Die Stücke stammen von früh- und hochbarocken Meistern, von denen vor allem Johann Jacob Froberger und Louis Couperin einen Hang zur melancholisch vergrübelter Musik haben. Doch auch die Kabinettstücke von Jean-Henri D’Anglebert, Johann Casper Ferdinand Fischer, Louis-Nicolas Clérambault oder Georg Muffat, der mit einer monumentalen Passacaglia vertreten ist, zeichnen sich allesamt durch ein meisterliches Gespür für elegische Stimmungen aus. Doch dies ist nur die eine Seite. Auf der anderen Seite vernimmt man eine mitunter aufgekratzte Lebensfreude.
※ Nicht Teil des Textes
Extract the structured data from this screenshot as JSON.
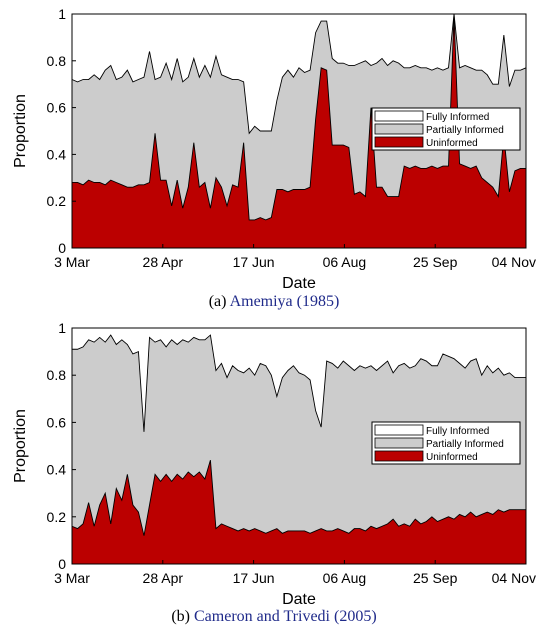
{
  "chart_data": [
    {
      "type": "area",
      "stacked": true,
      "caption_prefix": "(a) ",
      "caption_cite": "Amemiya (1985)",
      "xlabel": "Date",
      "ylabel": "Proportion",
      "ylim": [
        0,
        1
      ],
      "yticks": [
        "0",
        "0.2",
        "0.4",
        "0.6",
        "0.8",
        "1"
      ],
      "xticks": [
        "3 Mar",
        "28 Apr",
        "17 Jun",
        "06 Aug",
        "25 Sep",
        "04 Nov"
      ],
      "legend_position": "right",
      "legend": [
        "Fully Informed",
        "Partially Informed",
        "Uninformed"
      ],
      "colors": {
        "fully": "#ffffff",
        "partial": "#cccccc",
        "uninformed": "#bb0000",
        "line": "#000000"
      },
      "x": [
        0,
        3,
        6,
        9,
        12,
        15,
        18,
        21,
        24,
        27,
        30,
        33,
        36,
        39,
        42,
        45,
        48,
        51,
        54,
        57,
        60,
        63,
        66,
        69,
        72,
        75,
        78,
        81,
        84,
        87,
        90,
        93,
        96,
        99,
        102,
        105,
        108,
        111,
        114,
        117,
        120,
        123,
        126,
        129,
        132,
        135,
        138,
        141,
        144,
        147,
        150,
        153,
        156,
        159,
        162,
        165,
        168,
        171,
        174,
        177,
        180,
        183,
        186,
        189,
        192,
        195,
        198,
        201,
        204,
        207,
        210,
        213,
        216,
        219,
        222,
        225,
        228,
        231,
        234,
        237,
        240,
        243,
        246
      ],
      "uninformed": [
        0.28,
        0.28,
        0.27,
        0.29,
        0.28,
        0.28,
        0.27,
        0.29,
        0.28,
        0.27,
        0.26,
        0.26,
        0.27,
        0.27,
        0.28,
        0.49,
        0.29,
        0.29,
        0.18,
        0.29,
        0.17,
        0.26,
        0.45,
        0.26,
        0.28,
        0.17,
        0.3,
        0.26,
        0.18,
        0.27,
        0.26,
        0.45,
        0.12,
        0.12,
        0.13,
        0.12,
        0.13,
        0.25,
        0.25,
        0.24,
        0.25,
        0.25,
        0.25,
        0.26,
        0.55,
        0.77,
        0.76,
        0.44,
        0.44,
        0.44,
        0.43,
        0.23,
        0.24,
        0.22,
        0.6,
        0.26,
        0.26,
        0.22,
        0.22,
        0.22,
        0.35,
        0.34,
        0.35,
        0.34,
        0.34,
        0.35,
        0.34,
        0.35,
        0.35,
        1.0,
        0.36,
        0.35,
        0.34,
        0.35,
        0.3,
        0.28,
        0.26,
        0.22,
        0.48,
        0.24,
        0.33,
        0.34,
        0.34
      ],
      "partially_informed_top": [
        0.72,
        0.71,
        0.72,
        0.72,
        0.74,
        0.72,
        0.76,
        0.78,
        0.72,
        0.73,
        0.76,
        0.71,
        0.72,
        0.73,
        0.84,
        0.72,
        0.73,
        0.79,
        0.72,
        0.81,
        0.71,
        0.73,
        0.81,
        0.73,
        0.78,
        0.73,
        0.82,
        0.74,
        0.73,
        0.72,
        0.72,
        0.71,
        0.49,
        0.52,
        0.5,
        0.5,
        0.5,
        0.63,
        0.73,
        0.76,
        0.73,
        0.77,
        0.75,
        0.76,
        0.92,
        0.97,
        0.97,
        0.81,
        0.79,
        0.79,
        0.78,
        0.78,
        0.79,
        0.8,
        0.78,
        0.79,
        0.81,
        0.78,
        0.8,
        0.79,
        0.77,
        0.77,
        0.78,
        0.77,
        0.77,
        0.76,
        0.77,
        0.76,
        0.77,
        1.0,
        0.77,
        0.78,
        0.77,
        0.76,
        0.76,
        0.74,
        0.7,
        0.7,
        0.91,
        0.69,
        0.76,
        0.76,
        0.77
      ]
    },
    {
      "type": "area",
      "stacked": true,
      "caption_prefix": "(b) ",
      "caption_cite": "Cameron and Trivedi (2005)",
      "xlabel": "Date",
      "ylabel": "Proportion",
      "ylim": [
        0,
        1
      ],
      "yticks": [
        "0",
        "0.2",
        "0.4",
        "0.6",
        "0.8",
        "1"
      ],
      "xticks": [
        "3 Mar",
        "28 Apr",
        "17 Jun",
        "06 Aug",
        "25 Sep",
        "04 Nov"
      ],
      "legend_position": "right",
      "legend": [
        "Fully Informed",
        "Partially Informed",
        "Uninformed"
      ],
      "colors": {
        "fully": "#ffffff",
        "partial": "#cccccc",
        "uninformed": "#bb0000",
        "line": "#000000"
      },
      "x": [
        0,
        3,
        6,
        9,
        12,
        15,
        18,
        21,
        24,
        27,
        30,
        33,
        36,
        39,
        42,
        45,
        48,
        51,
        54,
        57,
        60,
        63,
        66,
        69,
        72,
        75,
        78,
        81,
        84,
        87,
        90,
        93,
        96,
        99,
        102,
        105,
        108,
        111,
        114,
        117,
        120,
        123,
        126,
        129,
        132,
        135,
        138,
        141,
        144,
        147,
        150,
        153,
        156,
        159,
        162,
        165,
        168,
        171,
        174,
        177,
        180,
        183,
        186,
        189,
        192,
        195,
        198,
        201,
        204,
        207,
        210,
        213,
        216,
        219,
        222,
        225,
        228,
        231,
        234,
        237,
        240,
        243,
        246
      ],
      "uninformed": [
        0.16,
        0.15,
        0.17,
        0.26,
        0.16,
        0.25,
        0.3,
        0.17,
        0.32,
        0.27,
        0.38,
        0.25,
        0.22,
        0.12,
        0.25,
        0.38,
        0.35,
        0.38,
        0.35,
        0.38,
        0.36,
        0.39,
        0.37,
        0.39,
        0.36,
        0.44,
        0.15,
        0.17,
        0.16,
        0.15,
        0.14,
        0.15,
        0.14,
        0.15,
        0.14,
        0.13,
        0.14,
        0.15,
        0.13,
        0.14,
        0.14,
        0.14,
        0.14,
        0.13,
        0.14,
        0.15,
        0.14,
        0.14,
        0.15,
        0.14,
        0.13,
        0.15,
        0.15,
        0.14,
        0.16,
        0.15,
        0.16,
        0.17,
        0.19,
        0.16,
        0.17,
        0.16,
        0.19,
        0.17,
        0.18,
        0.2,
        0.18,
        0.19,
        0.2,
        0.19,
        0.21,
        0.2,
        0.22,
        0.2,
        0.21,
        0.22,
        0.21,
        0.23,
        0.22,
        0.23,
        0.23,
        0.23,
        0.23
      ],
      "partially_informed_top": [
        0.91,
        0.91,
        0.92,
        0.95,
        0.94,
        0.96,
        0.94,
        0.97,
        0.93,
        0.95,
        0.93,
        0.89,
        0.9,
        0.56,
        0.96,
        0.94,
        0.95,
        0.92,
        0.95,
        0.93,
        0.95,
        0.94,
        0.96,
        0.95,
        0.95,
        0.97,
        0.82,
        0.85,
        0.79,
        0.84,
        0.82,
        0.81,
        0.83,
        0.8,
        0.85,
        0.84,
        0.8,
        0.71,
        0.79,
        0.82,
        0.84,
        0.81,
        0.8,
        0.78,
        0.65,
        0.58,
        0.86,
        0.85,
        0.83,
        0.86,
        0.84,
        0.82,
        0.84,
        0.83,
        0.84,
        0.82,
        0.84,
        0.86,
        0.81,
        0.84,
        0.85,
        0.83,
        0.84,
        0.87,
        0.86,
        0.84,
        0.84,
        0.89,
        0.88,
        0.87,
        0.85,
        0.83,
        0.86,
        0.87,
        0.8,
        0.84,
        0.81,
        0.83,
        0.8,
        0.81,
        0.79,
        0.79,
        0.79
      ]
    }
  ]
}
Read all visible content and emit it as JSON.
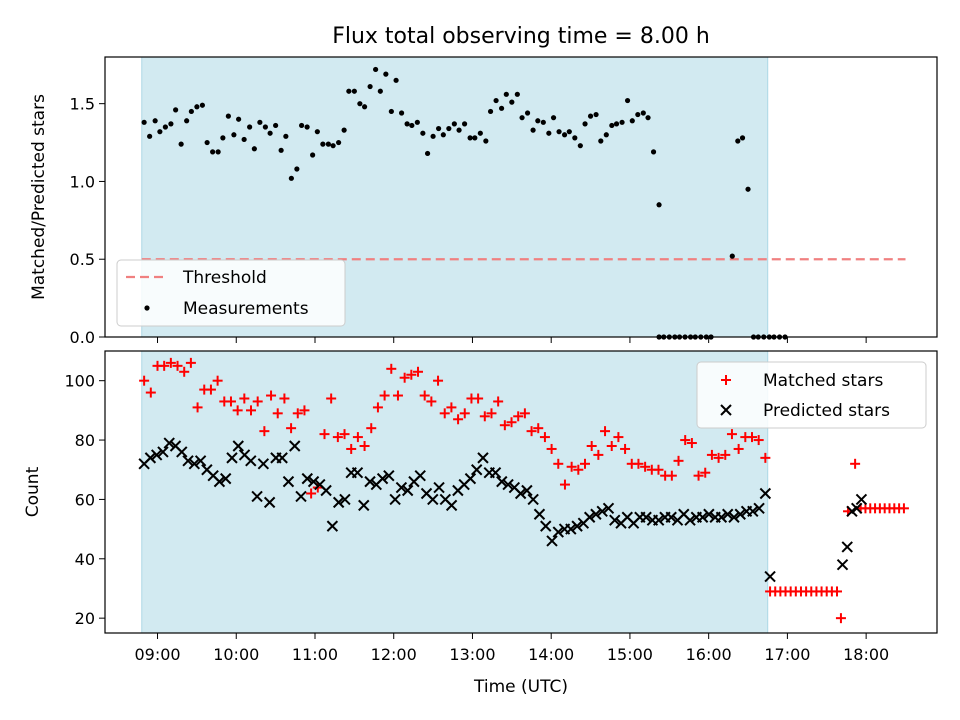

Andreas Staier spielt diese beiden Pole gekonnt heraus: Frobergers eröffnende Plaincte lässt er sich wie eine weite, sich in chromatische Fernen verlierende Landschaft entfalten: „lentement es à discretion“, wie der Komponist fordert. Dieser barocke ‚Blues‘ wirkt wie aus dem Moment heraus improvisiert. Die Musik bewahrt etwas ausgesprochen Instabiles, fast schon Skizzenhaftes.
In diversen solcher Prélude oder auch Tombeaus nutzt Staier die Freiheiten der Notation, um sich geradezu meditativ in die melancholische Betrachtung des Todes und der Vergänglichkeit zu versenken und demonstriert ganz nebenbei die hohe Kompositionskunst, die in diesen Stücken steckt. In den zahlreichen Tänzen hingegen feiert er mit den Komponisten das Leben, den Rausch, den Überschwang – die andere Seite des vielbeschworenen barocken Lebensgefühl.
Auf dem herrlichen Instrument glitzern und funkeln die üppigen Verzierungen wie Gold und kostbare Juwelen. Die Virtuosität feiert sich selbst, das zerbrechliche Leben überlebt in der Kunst.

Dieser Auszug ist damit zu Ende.